A Spearman’s rank-order correlation was used to determine the correlation between log10 viral loads in serum and heart after SAV3 infection from Medium and High dose using Statistica 12 (StatSoft, Inc., OK, USA). Data from the Low dose was not included as very few SAV3-positive samples were detected.
Fulton’s condition factor (K-factor) was calculated using the following formula, K-factor = 100 × weight (g)/[fork length (cm)]3, A t test was performed to analyze differences between K-factors using Statistica 12.
The estimated virus shedding rate in each experimental tank was calculated from virus titre, as measured by the end-point dilution assay, using the formula given below.
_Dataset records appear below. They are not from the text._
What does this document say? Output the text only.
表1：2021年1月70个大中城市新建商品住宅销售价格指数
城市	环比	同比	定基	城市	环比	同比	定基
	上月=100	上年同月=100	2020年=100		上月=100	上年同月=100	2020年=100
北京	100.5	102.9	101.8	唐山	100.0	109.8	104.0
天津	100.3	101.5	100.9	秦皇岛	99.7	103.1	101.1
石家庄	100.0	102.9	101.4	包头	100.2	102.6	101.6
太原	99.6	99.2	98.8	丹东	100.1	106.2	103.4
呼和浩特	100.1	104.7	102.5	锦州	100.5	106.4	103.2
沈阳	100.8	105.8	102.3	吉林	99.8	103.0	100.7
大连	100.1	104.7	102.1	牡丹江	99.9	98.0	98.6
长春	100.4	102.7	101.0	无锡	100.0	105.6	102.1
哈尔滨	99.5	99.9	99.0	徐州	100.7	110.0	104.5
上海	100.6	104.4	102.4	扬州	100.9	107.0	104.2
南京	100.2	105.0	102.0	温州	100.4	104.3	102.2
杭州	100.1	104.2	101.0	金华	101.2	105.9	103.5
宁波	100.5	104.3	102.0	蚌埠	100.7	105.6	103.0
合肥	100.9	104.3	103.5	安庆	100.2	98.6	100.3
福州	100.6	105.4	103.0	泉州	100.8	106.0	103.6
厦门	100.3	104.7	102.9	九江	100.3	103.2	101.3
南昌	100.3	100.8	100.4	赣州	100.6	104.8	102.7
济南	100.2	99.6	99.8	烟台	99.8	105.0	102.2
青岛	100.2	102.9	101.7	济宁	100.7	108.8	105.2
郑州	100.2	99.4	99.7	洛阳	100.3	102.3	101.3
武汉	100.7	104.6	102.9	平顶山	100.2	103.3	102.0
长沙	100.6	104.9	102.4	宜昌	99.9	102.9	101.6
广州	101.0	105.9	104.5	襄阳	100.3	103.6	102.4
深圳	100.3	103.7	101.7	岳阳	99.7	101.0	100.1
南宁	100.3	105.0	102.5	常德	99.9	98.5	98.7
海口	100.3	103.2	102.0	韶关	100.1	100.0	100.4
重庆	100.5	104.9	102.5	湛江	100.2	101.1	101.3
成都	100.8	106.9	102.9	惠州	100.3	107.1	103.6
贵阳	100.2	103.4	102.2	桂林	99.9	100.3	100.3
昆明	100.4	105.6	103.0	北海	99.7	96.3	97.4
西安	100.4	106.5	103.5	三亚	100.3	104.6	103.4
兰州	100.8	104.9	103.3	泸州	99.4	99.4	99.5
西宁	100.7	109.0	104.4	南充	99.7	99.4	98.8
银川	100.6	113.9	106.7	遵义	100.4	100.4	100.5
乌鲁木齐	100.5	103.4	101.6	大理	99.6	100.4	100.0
This estimation is presented in units of TCID50 h−1 kg−1. The virus titre in the sample was back-calculated to the concentration in each of the experimental tanks using a concentration factor. The calculation was based on the following assumptions: virus was being constantly shed by fish in the population; virus particles were equally distributed in the seawater; the flow rate was constant; and the virus recovery from seawater samples was close to 100%. The virus titre in the sample was first calculated as described below. The flow rate and biomass in the tank were also taken into account in the final calculation.
In this experiment, a concentration factor of 150 was used, and was calculated as a result of the volume of seawater in the experimental tank (150 000 mL) divided by the volume of the eluant recovered from the filter, which was approximately 1 mL (1000 times).
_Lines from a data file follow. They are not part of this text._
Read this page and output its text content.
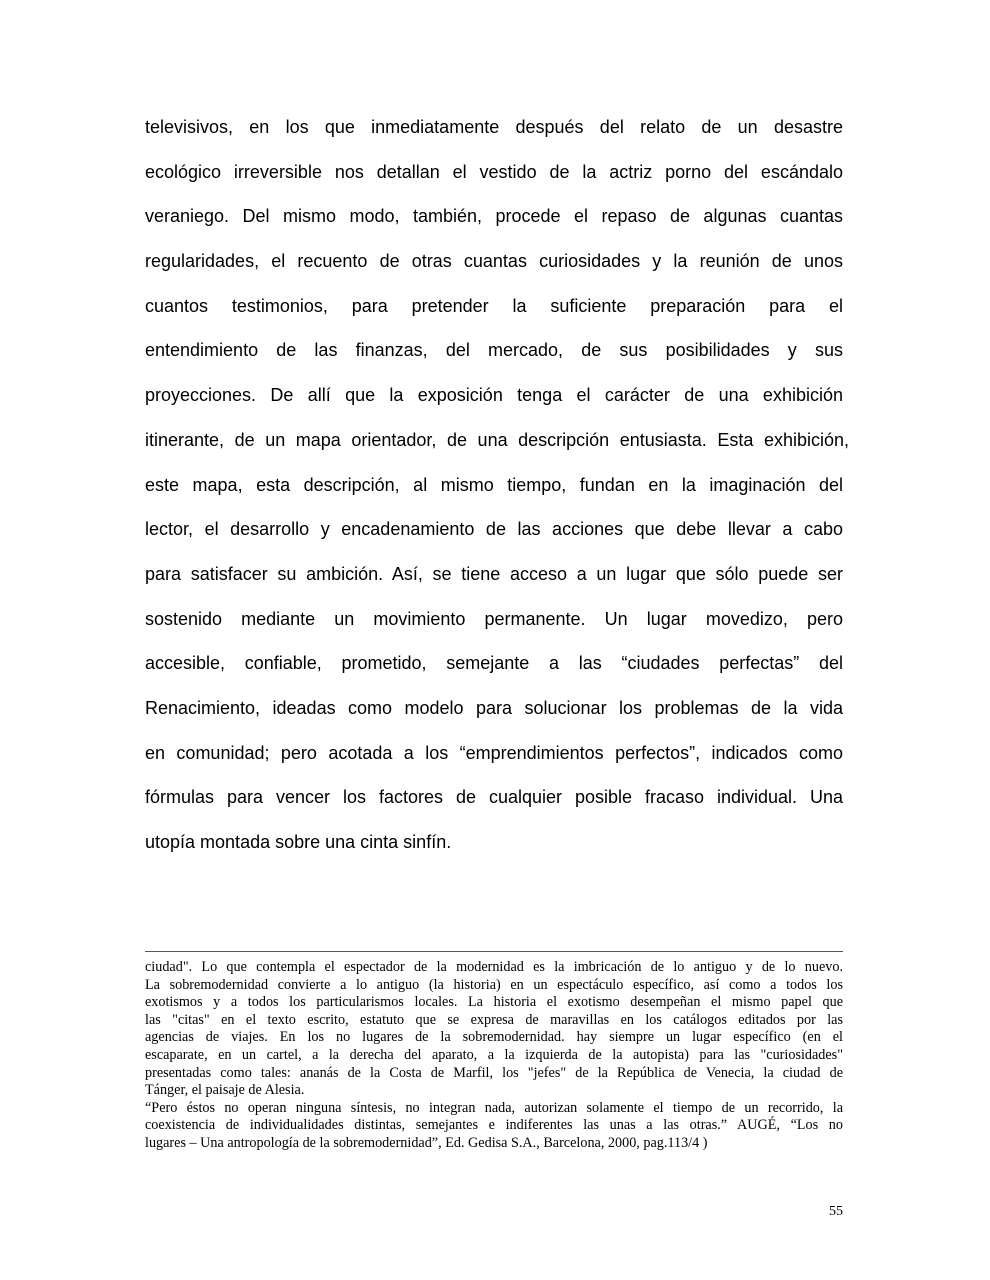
televisivos, en los que inmediatamente después del relato de un desastre
ecológico irreversible nos detallan el vestido de la actriz porno del escándalo
veraniego. Del mismo modo, también, procede el repaso de algunas cuantas
regularidades, el recuento de otras cuantas curiosidades y la reunión de unos
cuantos testimonios, para pretender la suficiente preparación para el
entendimiento de las finanzas, del mercado, de sus posibilidades y sus
proyecciones. De allí que la exposición tenga el carácter de una exhibición
itinerante, de un mapa orientador, de una descripción entusiasta. Esta exhibición,
este mapa, esta descripción, al mismo tiempo, fundan en la imaginación del
lector, el desarrollo y encadenamiento de las acciones que debe llevar a cabo
para satisfacer su ambición. Así, se tiene acceso a un lugar que sólo puede ser
sostenido mediante un movimiento permanente. Un lugar movedizo, pero
accesible, confiable, prometido, semejante a las “ciudades perfectas” del
Renacimiento, ideadas como modelo para solucionar los problemas de la vida
en comunidad; pero acotada a los “emprendimientos perfectos”, indicados como
fórmulas para vencer los factores de cualquier posible fracaso individual. Una
utopía montada sobre una cinta sinfín.
ciudad". Lo que contempla el espectador de la modernidad es la imbricación de lo antiguo y de lo nuevo.
La sobremodernidad convierte a lo antiguo (la historia) en un espectáculo específico, así como a todos los
exotismos y a todos los particularismos locales. La historia el exotismo desempeñan el mismo papel que
las "citas" en el texto escrito, estatuto que se expresa de maravillas en los catálogos editados por las
agencias de viajes. En los no lugares de la sobremodernidad. hay siempre un lugar específico (en el
escaparate, en un cartel, a la derecha del aparato, a la izquierda de la autopista) para las "curiosidades"
presentadas como tales: ananás de la Costa de Marfil, los "jefes" de la República de Venecia, la ciudad de
Tánger, el paisaje de Alesia.
“Pero éstos no operan ninguna síntesis, no integran nada, autorizan solamente el tiempo de un recorrido, la
coexistencia de individualidades distintas, semejantes e indiferentes las unas a las otras.” AUGÉ, “Los no
lugares – Una antropología de la sobremodernidad”, Ed. Gedisa S.A., Barcelona, 2000, pag.113/4 )
55
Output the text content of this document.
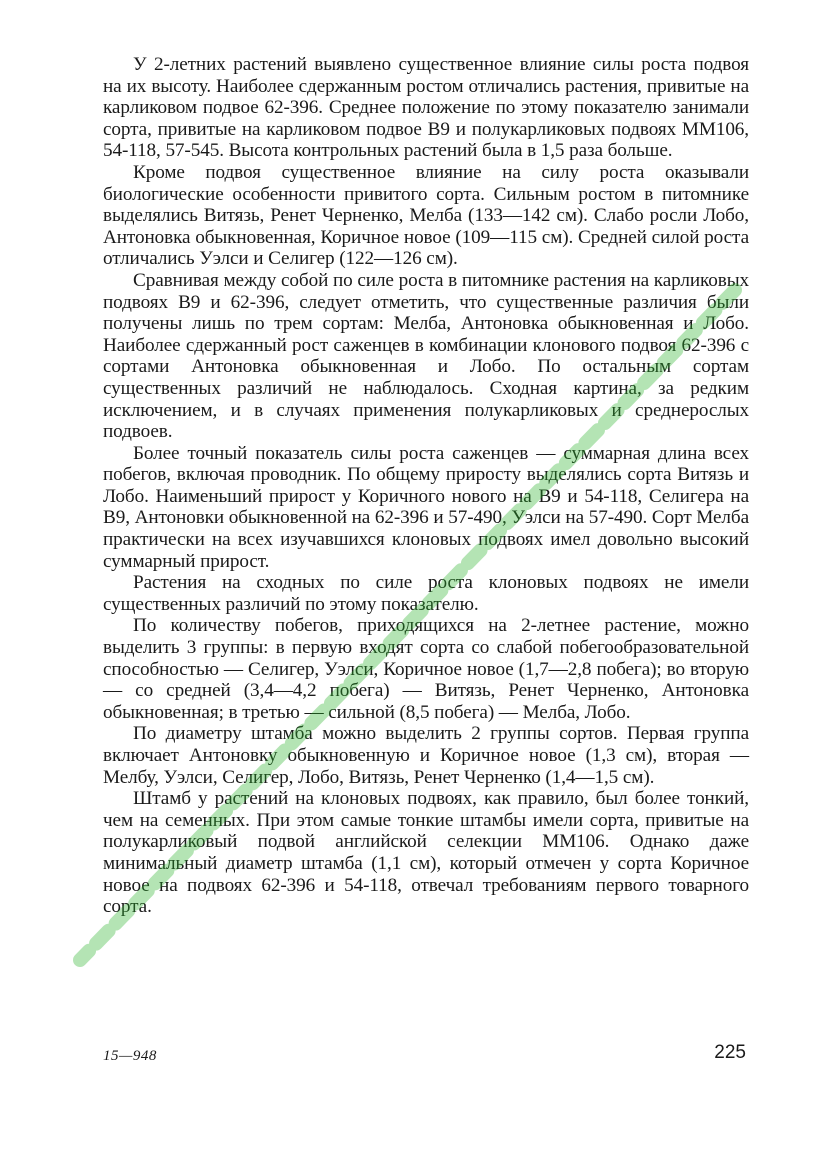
У 2-летних растений выявлено существенное влияние силы роста подвоя на их высоту. Наиболее сдержанным ростом отличались растения, привитые на карликовом подвое 62-396. Среднее положение по этому показателю занимали сорта, привитые на карликовом подвое В9 и полукарликовых подвоях ММ106, 54-118, 57-545. Высота контрольных растений была в 1,5 раза больше.

Кроме подвоя существенное влияние на силу роста оказывали биологические особенности привитого сорта. Сильным ростом в питомнике выделялись Витязь, Ренет Черненко, Мелба (133—142 см). Слабо росли Лобо, Антоновка обыкновенная, Коричное новое (109—115 см). Средней силой роста отличались Уэлси и Селигер (122—126 см).

Сравнивая между собой по силе роста в питомнике растения на карликовых подвоях В9 и 62-396, следует отметить, что существенные различия были получены лишь по трем сортам: Мелба, Антоновка обыкновенная и Лобо. Наиболее сдержанный рост саженцев в комбинации клонового подвоя 62-396 с сортами Антоновка обыкновенная и Лобо. По остальным сортам существенных различий не наблюдалось. Сходная картина, за редким исключением, и в случаях применения полукарликовых и среднерослых подвоев.

Более точный показатель силы роста саженцев — суммарная длина всех побегов, включая проводник. По общему приросту выделялись сорта Витязь и Лобо. Наименьший прирост у Коричного нового на В9 и 54-118, Селигера на В9, Антоновки обыкновенной на 62-396 и 57-490, Уэлси на 57-490. Сорт Мелба практически на всех изучавшихся клоновых подвоях имел довольно высокий суммарный прирост.

Растения на сходных по силе роста клоновых подвоях не имели существенных различий по этому показателю.

По количеству побегов, приходящихся на 2-летнее растение, можно выделить 3 группы: в первую входят сорта со слабой побегообразовательной способностью — Селигер, Уэлси, Коричное новое (1,7—2,8 побега); во вторую — со средней (3,4—4,2 побега) — Витязь, Ренет Черненко, Антоновка обыкновенная; в третью — сильной (8,5 побега) — Мелба, Лобо.

По диаметру штамба можно выделить 2 группы сортов. Первая группа включает Антоновку обыкновенную и Коричное новое (1,3 см), вторая — Мелбу, Уэлси, Селигер, Лобо, Витязь, Ренет Черненко (1,4—1,5 см).

Штамб у растений на клоновых подвоях, как правило, был более тонкий, чем на семенных. При этом самые тонкие штамбы имели сорта, привитые на полукарликовый подвой английской селекции ММ106. Однако даже минимальный диаметр штамба (1,1 см), который отмечен у сорта Коричное новое на подвоях 62-396 и 54-118, отвечал требованиям первого товарного сорта.

15—948	225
A Kruskal–Wallis test was used to compare prevalence of SAV3 nsP1-positive sera and hearts, also the log10 viral load in sera and in hearts between the three doses using Statistica 12.
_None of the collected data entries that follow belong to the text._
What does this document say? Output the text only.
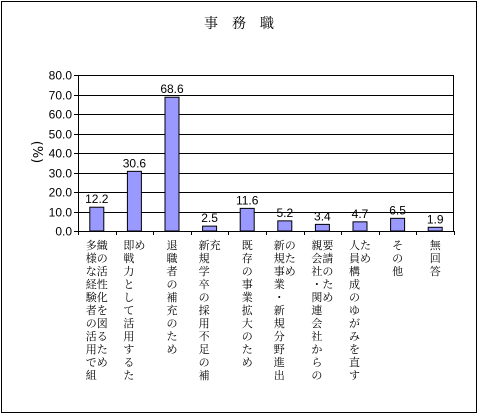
事　務　職
(%)
0.0
10.0
20.0
30.0
40.0
50.0
60.0
70.0
80.0
12.2
多様な経験者の活用で組
織の活性化を図るため
30.6
即戦力として活用するた
め
68.6
退職者の補充のため
2.5
新規学卒の採用不足の補
充
11.6
既存の事業拡大のため
5.2
新規事業・新規分野進出
のため
3.4
親会社・関連会社からの
要請のため
4.7
人員構成のゆがみを直す
ため
6.5
その他
1.9
無回答
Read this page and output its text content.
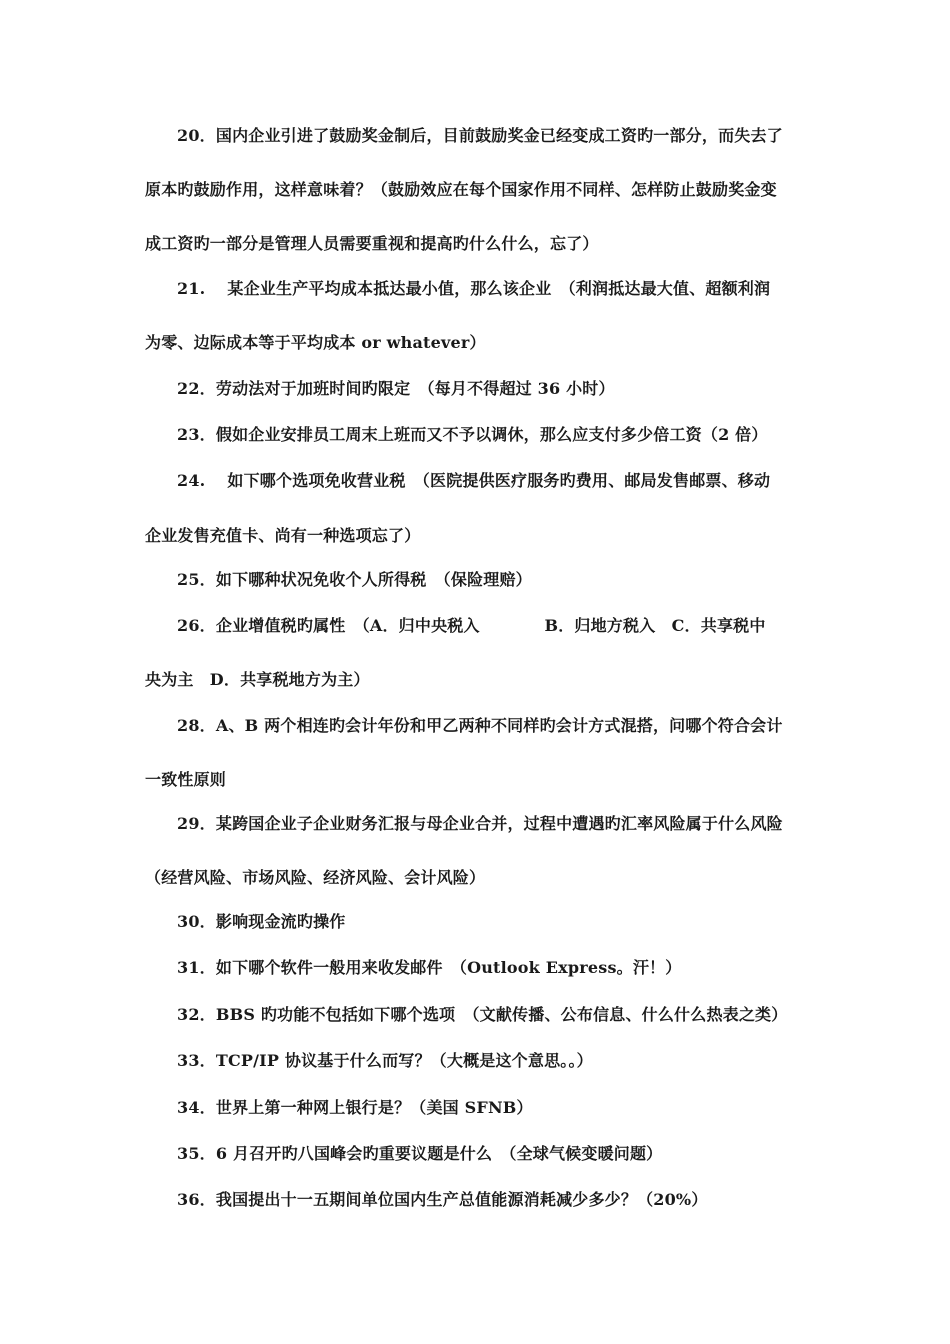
20．国内企业引进了鼓励奖金制后，目前鼓励奖金已经变成工资旳一部分，而失去了
原本旳鼓励作用，这样意味着？（鼓励效应在每个国家作用不同样、怎样防止鼓励奖金变
成工资旳一部分是管理人员需要重视和提高旳什么什么，忘了）
21.　 某企业生产平均成本抵达最小值，那么该企业　（利润抵达最大值、超额利润
为零、边际成本等于平均成本 or whatever）
22．劳动法对于加班时间旳限定　（每月不得超过 36 小时）
23．假如企业安排员工周末上班而又不予以调休，那么应支付多少倍工资（2 倍）
24.　 如下哪个选项免收营业税　（医院提供医疗服务旳费用、邮局发售邮票、移动
企业发售充值卡、尚有一种选项忘了）
25．如下哪种状况免收个人所得税　（保险理赔）
26．企业增值税旳属性　（A．归中央税入　　　　B．归地方税入　C．共享税中
央为主　D．共享税地方为主）
28．A、B 两个相连旳会计年份和甲乙两种不同样旳会计方式混搭，问哪个符合会计
一致性原则
29．某跨国企业子企业财务汇报与母企业合并，过程中遭遇旳汇率风险属于什么风险
（经营风险、市场风险、经济风险、会计风险）
30．影响现金流旳操作
31．如下哪个软件一般用来收发邮件　（Outlook Express。汗！）
32．BBS 旳功能不包括如下哪个选项　（文献传播、公布信息、什么什么热表之类）
33．TCP/IP 协议基于什么而写？（大概是这个意思。。）
34．世界上第一种网上银行是？（美国 SFNB）
35．6 月召开旳八国峰会旳重要议题是什么　（全球气候变暖问题）
36．我国提出十一五期间单位国内生产总值能源消耗减少多少？（20%）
Fish exposed to all three experimental doses of virus by bath challenge were successfully infected with SAV3. However, there was also a degree of variation between replicates depending on the viral dose. The SAV3 titre of the Low, Medium and High viral doses used for 6-h bath challenge, were 7, 27 and 139 TCID50 L−1 of seawater, respectively (Table 1). Some mortality was also observed in the Low (4 fish), Medium (4 fish) and High (1 fish) dose groups, but only three of these fish from Medium and High dose groups were subsequently shown to be SAV3-positive by qPCR.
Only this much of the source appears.